Industrial & Engineering Chemistry Research, Vol.58, No.44, 20441-20449, 2019
Thermal Conductivity from Entropy Scaling: A Group-Contribution Method
Entropy scaling has proven to be a powerful method for calculating transport properties. The applicability of the entropy scaling approach to predict the viscosity, thermal conductivity, and self-diffusion coefficients of pure substances based on substance-specific parameters over the last years was convincingly demonstrated in the literature. In this work, we derive a predictive method for the thermal conductivity based on entropy scaling. The model is developed as a group-contribution approach where substances are considered to be composed of chemical (functional) groups. The excess entropy is calculated using the group-contribution PCP-SAFT equation of state.
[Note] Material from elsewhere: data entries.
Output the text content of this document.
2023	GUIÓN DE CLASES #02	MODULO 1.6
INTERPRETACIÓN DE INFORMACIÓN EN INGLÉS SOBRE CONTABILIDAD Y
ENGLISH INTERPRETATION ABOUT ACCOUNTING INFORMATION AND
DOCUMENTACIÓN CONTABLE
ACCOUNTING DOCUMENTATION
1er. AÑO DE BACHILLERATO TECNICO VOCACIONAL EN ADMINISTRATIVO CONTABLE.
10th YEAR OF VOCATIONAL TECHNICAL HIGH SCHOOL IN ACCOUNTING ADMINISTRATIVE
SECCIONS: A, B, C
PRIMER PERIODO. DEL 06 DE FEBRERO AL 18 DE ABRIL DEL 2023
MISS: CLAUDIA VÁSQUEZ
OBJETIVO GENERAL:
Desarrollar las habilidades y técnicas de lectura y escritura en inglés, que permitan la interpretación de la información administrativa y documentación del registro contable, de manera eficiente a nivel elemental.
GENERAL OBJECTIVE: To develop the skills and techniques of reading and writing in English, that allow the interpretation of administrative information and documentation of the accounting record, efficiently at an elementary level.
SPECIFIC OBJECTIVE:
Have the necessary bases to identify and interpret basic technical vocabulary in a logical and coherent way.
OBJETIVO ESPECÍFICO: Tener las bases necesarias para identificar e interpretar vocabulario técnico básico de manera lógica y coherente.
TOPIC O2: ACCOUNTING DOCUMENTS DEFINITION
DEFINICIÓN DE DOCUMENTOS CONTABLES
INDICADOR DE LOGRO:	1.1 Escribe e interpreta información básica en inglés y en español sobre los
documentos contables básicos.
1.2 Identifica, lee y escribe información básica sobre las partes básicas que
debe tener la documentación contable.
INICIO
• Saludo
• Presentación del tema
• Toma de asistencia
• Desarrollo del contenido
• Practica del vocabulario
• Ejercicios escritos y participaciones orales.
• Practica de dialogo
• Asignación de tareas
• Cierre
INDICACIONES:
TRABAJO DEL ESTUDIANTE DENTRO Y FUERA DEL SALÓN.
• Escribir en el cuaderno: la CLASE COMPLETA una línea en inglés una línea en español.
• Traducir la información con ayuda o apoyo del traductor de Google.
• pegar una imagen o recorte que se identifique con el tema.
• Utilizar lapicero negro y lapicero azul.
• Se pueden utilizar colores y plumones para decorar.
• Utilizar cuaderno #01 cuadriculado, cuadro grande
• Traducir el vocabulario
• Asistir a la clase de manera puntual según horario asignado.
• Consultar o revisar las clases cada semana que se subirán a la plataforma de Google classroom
The model is applicable for gaseous phases and for liquid-phase conditions covering wide ranges of temperature and pressure. We consider pure fluids from various chemical families, namely, alkanes, branched alkanes, cyclic alkanes, alkenes, aldehydes, aromatics, esters, ethers, ketones and alcohols, and some individual substances, such as water, carbon dioxide, and the like. We propose parameters of 29 chemical groups by considering 231 substances with more than 50,000 experimental data points. The group-contribution method for the thermal conductivity proposed in this work is shown to be in convincing agreement with experimental data with 6.17% average absolute deviation for all considered data points.